Nanoscale Biophotonics Laboratory, School of Chemistry, National University of Ireland, Galway, Galway, Ireland.
Anal Chim Acta. 2016 Mar 24;913:111-20. doi: 10.1016/j.aca.2016.01.042. Epub 2016 Jan 27.
A new, fully automated, rapid method, referred to as kernel principal component analysis residual diagnosis (KPCARD), is proposed for removing cosmic ray artifacts (CRAs) in Raman spectra, and in particular for large Raman imaging datasets. KPCARD identifies CRAs via a statistical analysis of the residuals obtained at each wavenumber in the spectra. The method utilizes the stochastic nature of CRAs; therefore, the most significant components in principal component analysis (PCA) of large numbers of Raman spectra should not contain any CRAs. The process worked by first implementing kernel PCA (kPCA) on all the Raman mapping data and second accurately estimating the inter- and intra-spectrum noise to generate two threshold values. CRA identification was then achieved by using the threshold values to evaluate the residuals for each spectrum and assess if a CRA was present. CRA correction was achieved by spectral replacement where, the nearest neighbor (NN) spectrum, most spectroscopically similar to the CRA contaminated spectrum and principal components (PCs) obtained by kPCA were both used to generate a robust, best curve fit to the CRA contaminated spectrum. This best fit spectrum then replaced the CRA contaminated spectrum in the dataset. KPCARD efficacy was demonstrated by using simulated data and real Raman spectra collected from solid-state materials. The results showed that KPCARD was fast (<1 min per 8400 spectra), accurate, precise, and suitable for the automated correction of very large (>1 million) Raman datasets.
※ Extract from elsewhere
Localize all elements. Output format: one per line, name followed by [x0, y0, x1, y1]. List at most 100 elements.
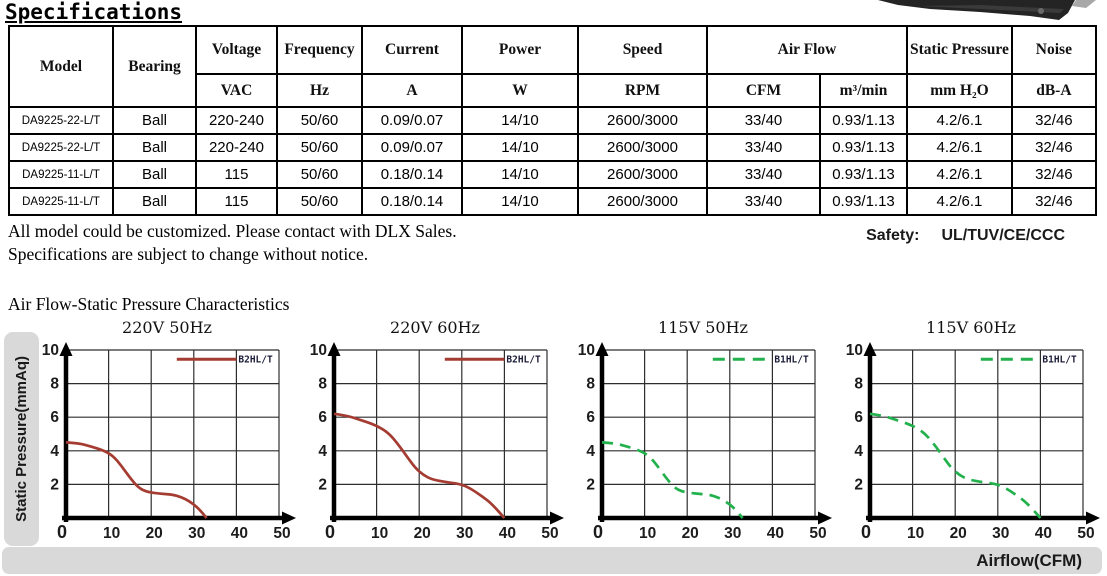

本文提出了一种全新的、全自动的快速方法,称为核主成分分析残差诊断法(KPCARD),用于去除拉曼光谱中的宇宙射线伪影(CRA),特别是针对大型拉曼成像数据集。KPCARD通过对光谱中每个波数处获得的残差进行统计分析来识别CRA。该方法利用了CRA的随机性;因此,大量拉曼光谱主成分分析(PCA)中最显著的成分不应包含任何CRA。该过程首先对所有拉曼映射数据实施核主成分分析(kPCA),其次准确估计光谱间和光谱内的噪声以生成两个阈值。然后通过使用这些阈值评估每个光谱的残差并判断是否存在CRA来实现CRA识别。通过光谱替换实现CRA校正,即使用与CRA污染光谱在光谱上最相似的最近邻(NN)光谱以及通过kPCA获得的主成分(PC)来生成对CRA污染光谱的稳健、最佳曲线拟合。然后,这个最佳拟合光谱替换数据集中的CRA污染光谱。通过使用模拟数据和从固态材料收集的真实拉曼光谱证明了KPCARD的有效性。结果表明,KPCARD速度快(每8400个光谱<1分钟)、准确、精确,适用于对非常大(>100万)的拉曼数据集进行自动校正。